I haven’t felt in any other sandbox game the same acute degree of landscape immersion, even more so considering that the only comparable game in terms of setting, Mafia, didn’t allow you to climb any tower, house or church like a French parkour junkie. Since I mentioned Mafia, people who tend to fall in love with the classic cars, inter-war jazz or the lasses in corsets and Veronika Lake hairstyles will find a satisfying relief in Saboteur’s design.
The producers didn’t use Edith Piaf or Marlene Dietrich in the soundtrack, but following closely in Tarantino’s footsteps (who put in Ennio Morricone and rock music in Inglorious Basterds), considered that Feeling Good and other star songs of American jazz are just as fit for Saboteur’s mise-en-scene.

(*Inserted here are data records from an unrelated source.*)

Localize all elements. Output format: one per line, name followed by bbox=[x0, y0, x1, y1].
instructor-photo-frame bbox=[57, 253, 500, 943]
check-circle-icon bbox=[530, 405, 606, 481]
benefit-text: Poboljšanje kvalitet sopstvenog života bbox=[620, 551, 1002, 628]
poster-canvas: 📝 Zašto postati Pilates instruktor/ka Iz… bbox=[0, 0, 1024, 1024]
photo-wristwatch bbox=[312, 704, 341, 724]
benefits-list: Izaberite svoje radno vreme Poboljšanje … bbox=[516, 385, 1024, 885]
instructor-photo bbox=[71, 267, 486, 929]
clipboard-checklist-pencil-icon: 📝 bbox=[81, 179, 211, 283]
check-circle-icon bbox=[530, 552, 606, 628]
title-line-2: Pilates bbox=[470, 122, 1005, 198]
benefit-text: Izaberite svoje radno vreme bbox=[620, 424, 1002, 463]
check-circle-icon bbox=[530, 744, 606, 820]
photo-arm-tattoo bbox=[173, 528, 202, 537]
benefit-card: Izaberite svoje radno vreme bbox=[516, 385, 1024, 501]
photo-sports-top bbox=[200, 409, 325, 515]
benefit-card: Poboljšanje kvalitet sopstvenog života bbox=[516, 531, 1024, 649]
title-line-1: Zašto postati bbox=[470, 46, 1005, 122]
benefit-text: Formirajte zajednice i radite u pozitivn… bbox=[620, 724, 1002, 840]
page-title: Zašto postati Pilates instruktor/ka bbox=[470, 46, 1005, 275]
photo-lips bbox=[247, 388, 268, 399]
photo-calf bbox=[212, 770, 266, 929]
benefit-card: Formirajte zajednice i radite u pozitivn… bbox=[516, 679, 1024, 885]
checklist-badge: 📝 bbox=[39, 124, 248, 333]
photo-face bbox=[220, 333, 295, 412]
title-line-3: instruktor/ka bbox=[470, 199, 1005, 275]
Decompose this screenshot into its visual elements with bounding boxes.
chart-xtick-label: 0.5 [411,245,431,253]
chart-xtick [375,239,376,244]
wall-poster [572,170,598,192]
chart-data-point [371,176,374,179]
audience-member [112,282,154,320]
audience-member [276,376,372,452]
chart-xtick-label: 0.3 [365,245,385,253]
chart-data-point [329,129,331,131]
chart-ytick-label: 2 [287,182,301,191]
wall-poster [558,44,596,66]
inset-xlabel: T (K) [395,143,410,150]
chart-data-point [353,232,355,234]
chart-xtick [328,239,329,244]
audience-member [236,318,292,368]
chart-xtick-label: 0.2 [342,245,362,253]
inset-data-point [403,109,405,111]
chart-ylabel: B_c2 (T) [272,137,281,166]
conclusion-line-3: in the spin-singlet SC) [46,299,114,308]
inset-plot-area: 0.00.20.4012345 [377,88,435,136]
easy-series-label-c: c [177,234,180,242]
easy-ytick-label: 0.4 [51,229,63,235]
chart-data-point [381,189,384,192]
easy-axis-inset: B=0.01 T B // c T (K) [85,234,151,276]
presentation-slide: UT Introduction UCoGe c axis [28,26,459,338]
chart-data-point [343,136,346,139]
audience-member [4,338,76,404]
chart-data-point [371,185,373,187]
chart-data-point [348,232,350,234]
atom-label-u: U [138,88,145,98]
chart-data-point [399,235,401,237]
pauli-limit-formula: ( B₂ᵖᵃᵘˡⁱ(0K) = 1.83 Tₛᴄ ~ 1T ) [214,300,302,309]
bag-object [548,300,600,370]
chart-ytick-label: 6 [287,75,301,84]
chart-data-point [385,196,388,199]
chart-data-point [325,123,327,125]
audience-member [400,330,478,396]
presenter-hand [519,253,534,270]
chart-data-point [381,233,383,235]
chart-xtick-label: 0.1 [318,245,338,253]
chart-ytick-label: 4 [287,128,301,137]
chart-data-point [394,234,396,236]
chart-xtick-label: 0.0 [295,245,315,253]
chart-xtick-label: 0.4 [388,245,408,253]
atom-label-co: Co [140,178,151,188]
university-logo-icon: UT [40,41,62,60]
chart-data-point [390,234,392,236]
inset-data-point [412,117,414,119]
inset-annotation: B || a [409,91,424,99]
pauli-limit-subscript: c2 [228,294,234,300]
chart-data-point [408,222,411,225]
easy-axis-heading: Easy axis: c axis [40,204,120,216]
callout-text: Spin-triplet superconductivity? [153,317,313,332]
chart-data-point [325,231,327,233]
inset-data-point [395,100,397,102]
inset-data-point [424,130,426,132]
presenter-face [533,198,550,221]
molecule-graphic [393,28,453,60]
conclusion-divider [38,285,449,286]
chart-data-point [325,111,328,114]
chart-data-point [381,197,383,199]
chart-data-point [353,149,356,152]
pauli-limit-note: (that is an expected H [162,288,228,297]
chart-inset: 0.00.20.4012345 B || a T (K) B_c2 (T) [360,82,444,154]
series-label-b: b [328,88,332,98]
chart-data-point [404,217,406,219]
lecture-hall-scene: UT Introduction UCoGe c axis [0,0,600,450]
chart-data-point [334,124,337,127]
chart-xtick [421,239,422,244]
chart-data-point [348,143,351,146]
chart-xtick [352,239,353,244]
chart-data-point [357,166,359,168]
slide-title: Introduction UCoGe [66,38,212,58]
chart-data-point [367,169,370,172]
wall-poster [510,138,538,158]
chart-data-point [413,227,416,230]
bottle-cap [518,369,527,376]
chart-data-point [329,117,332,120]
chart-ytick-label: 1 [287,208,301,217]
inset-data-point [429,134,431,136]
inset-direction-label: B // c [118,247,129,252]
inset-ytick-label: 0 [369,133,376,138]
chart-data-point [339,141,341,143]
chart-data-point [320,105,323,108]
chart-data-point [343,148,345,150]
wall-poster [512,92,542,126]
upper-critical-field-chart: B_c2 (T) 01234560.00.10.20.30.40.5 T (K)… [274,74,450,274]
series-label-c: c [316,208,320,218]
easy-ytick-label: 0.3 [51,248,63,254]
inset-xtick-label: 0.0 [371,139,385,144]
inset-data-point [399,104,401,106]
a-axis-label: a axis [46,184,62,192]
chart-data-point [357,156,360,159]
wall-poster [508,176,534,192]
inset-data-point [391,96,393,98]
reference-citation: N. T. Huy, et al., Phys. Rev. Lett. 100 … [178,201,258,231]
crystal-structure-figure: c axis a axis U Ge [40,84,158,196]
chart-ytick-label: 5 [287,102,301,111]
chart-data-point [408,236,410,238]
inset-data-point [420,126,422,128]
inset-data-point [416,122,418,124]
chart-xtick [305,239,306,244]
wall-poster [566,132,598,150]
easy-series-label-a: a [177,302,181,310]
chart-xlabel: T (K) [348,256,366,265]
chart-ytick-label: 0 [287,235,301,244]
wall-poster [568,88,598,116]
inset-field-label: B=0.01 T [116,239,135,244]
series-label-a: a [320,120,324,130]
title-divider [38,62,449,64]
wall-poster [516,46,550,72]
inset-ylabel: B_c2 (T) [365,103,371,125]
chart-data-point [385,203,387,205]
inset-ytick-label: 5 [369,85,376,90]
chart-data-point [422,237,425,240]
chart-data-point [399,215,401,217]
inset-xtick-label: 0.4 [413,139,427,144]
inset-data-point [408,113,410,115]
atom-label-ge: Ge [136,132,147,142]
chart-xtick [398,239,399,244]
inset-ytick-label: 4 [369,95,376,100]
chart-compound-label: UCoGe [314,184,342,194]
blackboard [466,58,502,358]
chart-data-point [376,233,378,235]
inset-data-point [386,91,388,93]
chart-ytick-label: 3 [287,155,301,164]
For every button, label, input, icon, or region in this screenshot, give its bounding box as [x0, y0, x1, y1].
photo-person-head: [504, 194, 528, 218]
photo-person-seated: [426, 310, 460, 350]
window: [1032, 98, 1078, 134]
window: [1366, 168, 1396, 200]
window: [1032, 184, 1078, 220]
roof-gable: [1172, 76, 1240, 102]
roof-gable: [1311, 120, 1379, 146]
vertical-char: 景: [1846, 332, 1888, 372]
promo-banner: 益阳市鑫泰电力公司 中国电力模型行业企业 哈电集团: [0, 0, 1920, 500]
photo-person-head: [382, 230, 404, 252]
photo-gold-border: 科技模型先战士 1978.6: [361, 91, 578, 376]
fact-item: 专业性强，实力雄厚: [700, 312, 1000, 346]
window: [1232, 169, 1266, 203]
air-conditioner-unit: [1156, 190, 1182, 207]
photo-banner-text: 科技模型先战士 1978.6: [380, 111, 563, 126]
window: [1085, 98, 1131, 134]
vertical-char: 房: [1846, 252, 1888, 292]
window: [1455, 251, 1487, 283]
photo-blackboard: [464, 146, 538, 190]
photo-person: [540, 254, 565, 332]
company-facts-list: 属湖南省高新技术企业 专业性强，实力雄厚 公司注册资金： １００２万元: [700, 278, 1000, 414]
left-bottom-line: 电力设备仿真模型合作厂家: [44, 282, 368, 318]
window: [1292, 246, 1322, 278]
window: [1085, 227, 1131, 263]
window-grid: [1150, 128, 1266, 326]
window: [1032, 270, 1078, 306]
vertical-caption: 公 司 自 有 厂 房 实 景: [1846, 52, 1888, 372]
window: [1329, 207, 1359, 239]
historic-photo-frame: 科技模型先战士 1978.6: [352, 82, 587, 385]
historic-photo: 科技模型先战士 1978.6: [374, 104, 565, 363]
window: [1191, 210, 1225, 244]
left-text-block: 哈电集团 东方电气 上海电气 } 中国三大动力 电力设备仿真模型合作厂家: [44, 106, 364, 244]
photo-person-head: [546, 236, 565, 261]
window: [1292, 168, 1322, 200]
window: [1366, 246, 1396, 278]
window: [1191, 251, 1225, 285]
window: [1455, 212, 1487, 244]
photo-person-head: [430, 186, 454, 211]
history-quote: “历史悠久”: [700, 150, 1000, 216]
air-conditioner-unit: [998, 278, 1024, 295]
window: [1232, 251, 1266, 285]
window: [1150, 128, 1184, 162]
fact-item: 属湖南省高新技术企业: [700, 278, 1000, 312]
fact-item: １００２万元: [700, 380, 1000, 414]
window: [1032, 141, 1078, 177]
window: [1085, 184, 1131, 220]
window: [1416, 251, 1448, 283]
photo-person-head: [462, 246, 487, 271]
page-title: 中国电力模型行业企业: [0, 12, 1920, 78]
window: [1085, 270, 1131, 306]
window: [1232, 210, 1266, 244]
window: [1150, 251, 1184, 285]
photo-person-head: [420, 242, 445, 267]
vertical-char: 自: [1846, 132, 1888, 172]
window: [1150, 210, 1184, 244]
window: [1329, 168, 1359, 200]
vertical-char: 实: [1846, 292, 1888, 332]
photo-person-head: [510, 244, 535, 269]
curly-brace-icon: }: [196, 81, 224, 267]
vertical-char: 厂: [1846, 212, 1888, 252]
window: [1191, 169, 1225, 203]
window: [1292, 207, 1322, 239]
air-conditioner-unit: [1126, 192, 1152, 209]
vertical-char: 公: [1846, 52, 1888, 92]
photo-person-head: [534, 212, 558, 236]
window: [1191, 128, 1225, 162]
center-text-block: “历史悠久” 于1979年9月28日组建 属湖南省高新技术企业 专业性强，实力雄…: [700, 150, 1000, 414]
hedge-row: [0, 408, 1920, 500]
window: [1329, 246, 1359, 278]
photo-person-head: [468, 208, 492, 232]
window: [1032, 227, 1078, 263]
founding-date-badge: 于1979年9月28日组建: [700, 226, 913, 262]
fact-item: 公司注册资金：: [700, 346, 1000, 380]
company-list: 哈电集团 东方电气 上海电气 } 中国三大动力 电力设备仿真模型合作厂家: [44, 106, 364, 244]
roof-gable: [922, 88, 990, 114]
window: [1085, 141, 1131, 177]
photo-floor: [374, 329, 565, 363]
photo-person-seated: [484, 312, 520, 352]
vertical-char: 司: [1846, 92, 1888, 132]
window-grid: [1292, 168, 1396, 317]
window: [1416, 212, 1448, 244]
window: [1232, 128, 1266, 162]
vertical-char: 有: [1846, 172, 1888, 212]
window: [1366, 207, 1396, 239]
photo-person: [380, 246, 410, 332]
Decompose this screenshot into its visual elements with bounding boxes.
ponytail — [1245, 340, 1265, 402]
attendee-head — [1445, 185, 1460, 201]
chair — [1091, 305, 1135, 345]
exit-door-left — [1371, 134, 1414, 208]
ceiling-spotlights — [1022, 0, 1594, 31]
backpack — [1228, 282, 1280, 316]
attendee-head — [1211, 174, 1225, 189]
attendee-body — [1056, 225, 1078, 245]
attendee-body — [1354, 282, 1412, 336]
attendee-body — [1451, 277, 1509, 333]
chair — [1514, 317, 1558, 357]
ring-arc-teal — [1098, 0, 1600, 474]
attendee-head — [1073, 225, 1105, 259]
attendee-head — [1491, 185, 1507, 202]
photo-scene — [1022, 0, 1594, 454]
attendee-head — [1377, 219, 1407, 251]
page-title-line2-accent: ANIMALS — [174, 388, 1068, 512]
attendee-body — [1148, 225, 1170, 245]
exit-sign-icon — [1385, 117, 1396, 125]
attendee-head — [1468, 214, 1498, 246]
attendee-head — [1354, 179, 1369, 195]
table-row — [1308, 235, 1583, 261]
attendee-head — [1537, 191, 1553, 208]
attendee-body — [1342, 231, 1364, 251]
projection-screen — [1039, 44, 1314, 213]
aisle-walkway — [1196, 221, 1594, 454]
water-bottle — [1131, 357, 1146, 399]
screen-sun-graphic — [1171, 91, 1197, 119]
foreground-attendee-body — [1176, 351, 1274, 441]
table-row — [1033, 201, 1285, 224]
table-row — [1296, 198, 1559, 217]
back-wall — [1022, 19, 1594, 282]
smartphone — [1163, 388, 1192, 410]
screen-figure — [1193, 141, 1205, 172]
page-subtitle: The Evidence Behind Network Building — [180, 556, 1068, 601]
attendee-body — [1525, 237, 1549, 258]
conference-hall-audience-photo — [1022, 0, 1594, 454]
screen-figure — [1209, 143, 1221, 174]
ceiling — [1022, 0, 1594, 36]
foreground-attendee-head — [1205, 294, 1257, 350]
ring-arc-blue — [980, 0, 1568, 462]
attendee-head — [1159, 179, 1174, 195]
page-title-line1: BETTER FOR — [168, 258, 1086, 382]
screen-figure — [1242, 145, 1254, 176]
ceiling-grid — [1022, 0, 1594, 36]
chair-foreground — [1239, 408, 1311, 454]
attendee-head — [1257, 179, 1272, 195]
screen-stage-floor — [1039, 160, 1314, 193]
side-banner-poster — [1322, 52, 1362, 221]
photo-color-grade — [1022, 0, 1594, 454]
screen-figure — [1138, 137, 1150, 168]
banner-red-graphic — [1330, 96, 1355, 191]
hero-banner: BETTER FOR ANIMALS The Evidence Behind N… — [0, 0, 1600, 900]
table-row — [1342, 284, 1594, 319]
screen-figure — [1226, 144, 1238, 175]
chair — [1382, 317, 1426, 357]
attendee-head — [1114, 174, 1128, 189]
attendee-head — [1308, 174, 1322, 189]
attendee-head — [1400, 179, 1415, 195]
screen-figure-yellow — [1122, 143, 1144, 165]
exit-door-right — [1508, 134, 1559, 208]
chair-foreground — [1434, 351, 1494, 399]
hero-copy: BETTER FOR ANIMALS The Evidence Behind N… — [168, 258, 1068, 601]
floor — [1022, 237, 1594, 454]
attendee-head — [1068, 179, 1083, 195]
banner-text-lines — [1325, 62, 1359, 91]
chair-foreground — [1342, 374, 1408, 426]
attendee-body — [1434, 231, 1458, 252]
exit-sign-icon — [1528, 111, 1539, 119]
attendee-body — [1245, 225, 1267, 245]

And I can only agree – I didn’t feel any lack of resonance or audio mishap while driving a racecar suggestively named Altair through neighborhoods filled with Nazi banners and oppressed locals, while the background had Nina Simone’s unique voice going: „It’s a new dawn, it’s a new day, it’s a new life for me; and I’m feeling good…”
The pastiche defining Saboteur’s unique take is not lacking in good taste, and the fact that it’s pretty eclectic in various aspects only amplifies its artistic effect. The clothing, the introduction of races or the ambient dialogues, things you only half hear while you’re standing at a street corner with your croissant and cafe-au-lait, these subtle cues suggest a drip of passion invested by the producers that can hardly be found in many contemporary games.
I for one was not disturbed by the presence of zeppelins, a fictitious insert from historic reality which only highlights the fact that Saboteur is not a neat little conventional game, anchored in mundane historic renderings. However, the frame still strays away from mutants, occult experiments and other Wolfensteinesque tricks.
Visually speaking, the only flaw I can find are a handful of sketchy animations and an often erroneous pathfinding system, which tear up the fabric of the game at times, but they’re not nearly big enough to chip away from what I see as being Pandemic’s magnum opus, and sadly also their final game.